The Twelve Months of Christmas

Did you survive the holidays? What a sad commentary on our society that we take a sacred season—well, it’s secular too—and reduce the goal to "getting through it." A season which, at its best, emphasizes the Word incarnate has come to represent a world in chaos. The December Christian holiday is out of control.

Some folks, of course, like it that way. Frenzied people buy in a hectic way; I’ve purchased last-minute gifts that I—the "King of Stinge"—would never consider purchasing in an "ordinary time." Most of the current celebration is not as much about peace on earth as pace of purchase.

Now, most of us know it doesn’t need to be this way. But we need help to stop ourselves. Don’t worry, friends, we are not alone; people who reflect on this year-round are willing to offer us insight and suggestions.

Alternatives for Simple Living was founded by Bob Kochtitsky in the spring of 1973 in Jackson, Mississippi, as a protest to the commercialization of Christmas. Its mission is to "equip people of faith to challenge consumerism, live justly, and celebrate responsibly," according to current director, Gerald Iverson.

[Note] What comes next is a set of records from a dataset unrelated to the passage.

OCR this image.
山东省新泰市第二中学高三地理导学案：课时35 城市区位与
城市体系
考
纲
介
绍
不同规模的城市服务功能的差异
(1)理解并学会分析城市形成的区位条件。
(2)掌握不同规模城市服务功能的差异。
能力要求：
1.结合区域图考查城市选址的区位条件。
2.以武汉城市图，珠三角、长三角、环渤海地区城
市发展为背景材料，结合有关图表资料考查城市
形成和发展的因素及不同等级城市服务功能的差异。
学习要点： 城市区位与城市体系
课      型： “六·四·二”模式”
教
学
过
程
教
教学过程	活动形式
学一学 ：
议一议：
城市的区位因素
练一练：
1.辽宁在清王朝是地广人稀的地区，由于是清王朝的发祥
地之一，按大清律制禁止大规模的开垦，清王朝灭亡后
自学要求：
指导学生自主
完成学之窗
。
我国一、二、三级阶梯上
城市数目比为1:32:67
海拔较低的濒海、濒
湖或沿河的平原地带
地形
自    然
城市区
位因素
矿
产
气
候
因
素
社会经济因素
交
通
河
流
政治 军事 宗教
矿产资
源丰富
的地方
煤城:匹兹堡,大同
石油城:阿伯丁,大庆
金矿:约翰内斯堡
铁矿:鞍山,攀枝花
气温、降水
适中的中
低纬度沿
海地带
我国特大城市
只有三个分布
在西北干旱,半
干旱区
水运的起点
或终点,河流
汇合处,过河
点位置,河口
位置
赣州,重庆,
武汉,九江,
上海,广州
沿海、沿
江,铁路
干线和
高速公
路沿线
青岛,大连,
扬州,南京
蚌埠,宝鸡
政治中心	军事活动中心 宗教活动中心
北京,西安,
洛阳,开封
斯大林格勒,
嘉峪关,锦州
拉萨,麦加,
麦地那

The first fruit of Alternatives was the Alternative Christmas Catalogue, released in October of its first year. Alternatives appealed initially to United Methodists, soon spreading to other mainline Protestants. A thrust into Catholic parishes followed. And, more recently, evangelicals seem to be discovering Alternatives, realizing that "putting Christ back into Christmas" means more than going back to 1950s America.

Twenty-five years after its founding, Alternatives is probably best known for its Whose Birthday Is It, Anyway?, now in its 10th year, a booklet with versions geared for 25 different groups or denominations. Whose Birthday now has an annual print run of 150,000.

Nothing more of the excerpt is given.